ÍNDICES POSITIVOS. EDUARD PUNSET


ÍNDICES POSITIVOS

Cuando todos los índices apuntan a la baja por los efectos del torbellino de la crisis, es muy conveniente no fiarse solo de esos índices, sino también de los positivos, porque existen, a pesar de que la gente tienda a pasarlos por alto.

Es paradójico contemplar cómo el sistema nervioso acaba afectando nuestra manera de percibir lo que está ocurriendo y, por consiguiente, a las decisiones que tomamos. Vale la pena recordar que una serie de estímulos biológicos, adquiridos unos y heredados otros, afectan el funcionamiento de nuestro sistema nervioso. En función del impacto recibido por este sistema nervioso se percibe de una u otra manera la naturaleza de la crisis. Y solo a raíz de esa percepción se toma una decisión determinada.


Lo interesante es constatar la variabilidad del grado de optimismo o pesimismo provocado. Para empezar, en promedio, la gente hace gala de cierto optimismo que el desarrollo de los acontecimientos no siempre justifica. Las personas suelen creer que son ellas las últimas que van a perder el trabajo o que sus hijos serán los últimos en no ser admitidos en la escuela elegida. En otras palabras, a lo largo de la evolución se puede percibir un sobreoptimismo que –según el parecer de muchos científicos– es lo que ha permitido a la especie humana sobrevivir.

Ese sobreoptimismo latente y continuado en promedio se ha conjugado con un pesimismo empedernido por parte de la gran mayoría enfrentada a hechos insólitos o trascendentes, como el impacto de la tecnología o la previsión del futuro inmediato. Me gusta citar la opinión generalizada en el Londres del siglo XIX de que el exceso de excrementos depositados en las calles por los numerosos caballos –que facilitaban los medios de transporte– amenazaba la supervivencia de la civilización londinense, cuyos días estaban contados por las dificultades de sanear el ambiente urbano. La mayoría, incluidos algunos científicos, subestimaba todo lo que la tecnología podía hacer para cambiar radicalmente la situación de un potencial envenenamiento colectivo.



Calle del Londres victoriano, con sus carruajes a caballo, retratada por Arthur Grimshaw (imagen: Wikimedia Commons).

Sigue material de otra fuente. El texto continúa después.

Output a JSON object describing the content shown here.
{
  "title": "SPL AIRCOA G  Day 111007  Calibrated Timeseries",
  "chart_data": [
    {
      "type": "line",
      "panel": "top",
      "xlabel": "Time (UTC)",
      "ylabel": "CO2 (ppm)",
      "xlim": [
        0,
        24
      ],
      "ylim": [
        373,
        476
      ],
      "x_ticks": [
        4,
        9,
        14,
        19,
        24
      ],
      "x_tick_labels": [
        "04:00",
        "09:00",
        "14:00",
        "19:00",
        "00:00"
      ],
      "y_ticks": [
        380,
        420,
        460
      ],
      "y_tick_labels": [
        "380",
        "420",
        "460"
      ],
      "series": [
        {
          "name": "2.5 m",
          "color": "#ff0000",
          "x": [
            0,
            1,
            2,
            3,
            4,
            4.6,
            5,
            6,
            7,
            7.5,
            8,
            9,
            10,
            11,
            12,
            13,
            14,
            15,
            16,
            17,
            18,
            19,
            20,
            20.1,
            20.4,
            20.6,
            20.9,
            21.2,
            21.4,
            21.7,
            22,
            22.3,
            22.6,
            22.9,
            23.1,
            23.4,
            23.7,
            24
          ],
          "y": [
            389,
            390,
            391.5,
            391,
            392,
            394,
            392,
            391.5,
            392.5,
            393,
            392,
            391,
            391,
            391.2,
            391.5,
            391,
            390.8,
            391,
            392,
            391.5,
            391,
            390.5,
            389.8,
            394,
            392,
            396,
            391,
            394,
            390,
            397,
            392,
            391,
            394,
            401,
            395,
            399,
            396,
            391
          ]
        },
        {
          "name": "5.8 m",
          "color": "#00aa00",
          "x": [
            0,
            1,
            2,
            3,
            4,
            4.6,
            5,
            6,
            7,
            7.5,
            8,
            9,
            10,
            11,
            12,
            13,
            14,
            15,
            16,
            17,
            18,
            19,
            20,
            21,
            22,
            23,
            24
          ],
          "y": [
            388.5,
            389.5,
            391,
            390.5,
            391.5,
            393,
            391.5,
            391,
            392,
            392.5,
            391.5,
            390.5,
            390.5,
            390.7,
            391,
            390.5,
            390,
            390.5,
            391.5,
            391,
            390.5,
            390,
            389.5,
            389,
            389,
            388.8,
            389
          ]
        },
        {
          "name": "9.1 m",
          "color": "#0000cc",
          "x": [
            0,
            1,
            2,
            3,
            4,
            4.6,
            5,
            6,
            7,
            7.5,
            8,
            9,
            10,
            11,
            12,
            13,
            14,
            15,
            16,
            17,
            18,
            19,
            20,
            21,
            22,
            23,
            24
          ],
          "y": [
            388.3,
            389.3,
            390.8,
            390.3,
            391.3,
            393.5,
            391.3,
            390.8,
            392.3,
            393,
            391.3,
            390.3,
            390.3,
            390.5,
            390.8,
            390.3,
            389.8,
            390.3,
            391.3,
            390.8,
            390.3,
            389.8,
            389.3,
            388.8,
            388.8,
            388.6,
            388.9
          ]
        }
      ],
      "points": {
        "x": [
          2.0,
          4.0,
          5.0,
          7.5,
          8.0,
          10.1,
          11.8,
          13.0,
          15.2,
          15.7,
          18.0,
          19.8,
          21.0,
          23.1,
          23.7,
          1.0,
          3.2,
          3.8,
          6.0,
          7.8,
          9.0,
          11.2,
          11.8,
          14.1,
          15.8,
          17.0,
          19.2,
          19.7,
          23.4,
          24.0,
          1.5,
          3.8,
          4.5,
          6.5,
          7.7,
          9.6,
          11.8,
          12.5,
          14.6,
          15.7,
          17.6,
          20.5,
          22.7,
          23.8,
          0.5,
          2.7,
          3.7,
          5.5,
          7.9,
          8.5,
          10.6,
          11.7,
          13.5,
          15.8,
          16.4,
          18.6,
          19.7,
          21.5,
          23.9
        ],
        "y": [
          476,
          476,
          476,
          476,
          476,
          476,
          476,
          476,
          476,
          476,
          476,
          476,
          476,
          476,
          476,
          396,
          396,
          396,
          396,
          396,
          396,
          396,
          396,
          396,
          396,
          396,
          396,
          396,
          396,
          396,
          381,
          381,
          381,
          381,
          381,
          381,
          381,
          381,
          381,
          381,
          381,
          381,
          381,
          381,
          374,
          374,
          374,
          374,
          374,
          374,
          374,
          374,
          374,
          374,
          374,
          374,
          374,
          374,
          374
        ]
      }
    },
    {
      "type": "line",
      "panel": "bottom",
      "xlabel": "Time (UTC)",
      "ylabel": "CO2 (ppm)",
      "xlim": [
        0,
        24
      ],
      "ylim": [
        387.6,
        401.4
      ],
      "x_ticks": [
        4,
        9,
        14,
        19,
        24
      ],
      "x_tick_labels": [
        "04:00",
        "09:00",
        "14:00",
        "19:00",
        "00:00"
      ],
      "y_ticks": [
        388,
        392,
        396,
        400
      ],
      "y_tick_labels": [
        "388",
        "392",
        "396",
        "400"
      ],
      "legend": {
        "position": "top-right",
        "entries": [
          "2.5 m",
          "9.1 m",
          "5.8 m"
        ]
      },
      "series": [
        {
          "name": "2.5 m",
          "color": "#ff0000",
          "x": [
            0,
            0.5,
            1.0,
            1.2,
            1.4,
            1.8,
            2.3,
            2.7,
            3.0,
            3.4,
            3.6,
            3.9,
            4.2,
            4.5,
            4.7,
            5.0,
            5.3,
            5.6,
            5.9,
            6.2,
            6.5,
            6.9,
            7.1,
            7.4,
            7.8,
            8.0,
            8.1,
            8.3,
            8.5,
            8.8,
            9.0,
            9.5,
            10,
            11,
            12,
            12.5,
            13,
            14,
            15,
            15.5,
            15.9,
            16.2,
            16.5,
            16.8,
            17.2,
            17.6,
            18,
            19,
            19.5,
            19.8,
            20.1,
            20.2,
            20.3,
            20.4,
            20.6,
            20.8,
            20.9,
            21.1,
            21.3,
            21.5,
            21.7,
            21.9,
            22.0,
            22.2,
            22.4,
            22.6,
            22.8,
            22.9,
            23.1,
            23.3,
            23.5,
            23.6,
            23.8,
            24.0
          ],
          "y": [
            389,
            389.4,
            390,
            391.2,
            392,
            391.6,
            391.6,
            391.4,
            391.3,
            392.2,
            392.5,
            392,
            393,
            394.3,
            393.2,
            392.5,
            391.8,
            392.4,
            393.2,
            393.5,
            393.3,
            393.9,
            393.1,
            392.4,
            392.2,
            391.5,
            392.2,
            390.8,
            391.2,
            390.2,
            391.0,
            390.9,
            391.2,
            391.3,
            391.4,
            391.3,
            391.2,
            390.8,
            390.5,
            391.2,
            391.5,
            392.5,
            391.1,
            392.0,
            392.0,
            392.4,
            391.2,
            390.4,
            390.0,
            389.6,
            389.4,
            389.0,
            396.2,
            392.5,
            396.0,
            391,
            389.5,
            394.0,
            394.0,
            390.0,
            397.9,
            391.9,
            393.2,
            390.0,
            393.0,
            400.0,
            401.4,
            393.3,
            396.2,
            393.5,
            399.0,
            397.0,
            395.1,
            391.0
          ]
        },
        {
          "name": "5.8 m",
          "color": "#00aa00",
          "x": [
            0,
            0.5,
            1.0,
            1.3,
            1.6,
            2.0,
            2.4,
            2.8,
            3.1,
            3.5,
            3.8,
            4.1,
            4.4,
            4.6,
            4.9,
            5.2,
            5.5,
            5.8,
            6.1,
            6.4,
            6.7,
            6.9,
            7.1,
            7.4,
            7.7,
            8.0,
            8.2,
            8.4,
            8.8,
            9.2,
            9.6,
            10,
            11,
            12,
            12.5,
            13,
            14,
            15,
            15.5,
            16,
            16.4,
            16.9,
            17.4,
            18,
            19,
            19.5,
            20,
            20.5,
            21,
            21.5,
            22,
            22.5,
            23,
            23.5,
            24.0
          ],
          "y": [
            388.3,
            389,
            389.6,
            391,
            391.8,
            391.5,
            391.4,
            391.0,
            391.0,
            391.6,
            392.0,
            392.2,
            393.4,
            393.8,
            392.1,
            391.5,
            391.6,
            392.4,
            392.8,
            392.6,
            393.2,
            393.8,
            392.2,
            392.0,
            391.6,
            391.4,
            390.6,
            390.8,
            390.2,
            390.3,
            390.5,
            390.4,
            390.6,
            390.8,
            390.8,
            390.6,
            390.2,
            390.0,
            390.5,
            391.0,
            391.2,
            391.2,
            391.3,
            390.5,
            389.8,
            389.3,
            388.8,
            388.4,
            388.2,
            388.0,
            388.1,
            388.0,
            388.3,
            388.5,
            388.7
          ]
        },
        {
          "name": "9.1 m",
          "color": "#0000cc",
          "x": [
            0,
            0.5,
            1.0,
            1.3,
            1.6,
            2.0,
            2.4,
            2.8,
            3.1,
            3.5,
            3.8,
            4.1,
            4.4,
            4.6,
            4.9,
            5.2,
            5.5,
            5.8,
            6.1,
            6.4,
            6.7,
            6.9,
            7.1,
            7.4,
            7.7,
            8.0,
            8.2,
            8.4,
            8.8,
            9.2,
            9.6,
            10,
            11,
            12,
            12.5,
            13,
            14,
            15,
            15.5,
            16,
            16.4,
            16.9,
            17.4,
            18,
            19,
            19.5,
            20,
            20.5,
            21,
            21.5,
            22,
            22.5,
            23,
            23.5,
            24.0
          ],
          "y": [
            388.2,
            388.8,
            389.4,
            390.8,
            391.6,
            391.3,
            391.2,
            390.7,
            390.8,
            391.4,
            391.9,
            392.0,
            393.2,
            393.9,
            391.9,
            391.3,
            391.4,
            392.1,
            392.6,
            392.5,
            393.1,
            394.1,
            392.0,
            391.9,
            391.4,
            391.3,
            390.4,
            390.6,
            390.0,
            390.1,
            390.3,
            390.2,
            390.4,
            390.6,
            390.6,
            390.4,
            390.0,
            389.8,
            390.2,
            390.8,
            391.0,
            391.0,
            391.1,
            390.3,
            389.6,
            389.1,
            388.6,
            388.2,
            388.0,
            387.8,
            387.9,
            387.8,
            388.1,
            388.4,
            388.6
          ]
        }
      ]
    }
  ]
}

La otra muestra de pesimismo empedernido es la incapacidad de la mayoría para digerir los grandes hitos en el camino del progreso social, como el aumento actual de la esperanza de vida de la especie humana: dos años y medio cada década, lo que inevitablemente implicará que, en lugar de ser el reparto de la riqueza el principal problema –esa ha sido la historia de los últimos siglos–, lo será la distribución del trabajo, con los consiguientes cambios en el comienzo y final del compromiso laboral.

Ahora estamos enfrentados a un pesimismo empedernido de esta última calaña. La crisis provocada por el sobreendeudamiento y la corrupción de países como España les parece a algunos la etapa final de la marcha incierta hacia el progreso. No es cierto. A pesar de los alaridos de muchos, a las políticas de ajuste sucederán pronto las de crecimiento; desgraciadamente, solo los profesionales de la economía parecen ser conscientes de que no se pueden impulsar por separado esas políticas. La duración de la crisis dependerá, precisamente, de la medida en que la sociedad acepte que la expansión no es posible recuperarla sin saneamiento paralelo.

Aunque ahora parezca extraño, el segundo factor que determinará la duración de la crisis será, como siempre, nuestra predisposición a aceptar el cambio: saber conjugar la mayor capacidad de concentración con la multiplicidad de soportes digitales, la manera de gobernar, de educar, de innovar, de colaborar en lugar de competir, de recurrir a la creatividad no solo para pintar, de echar por la ventana los procedimientos que entorpecen el progreso.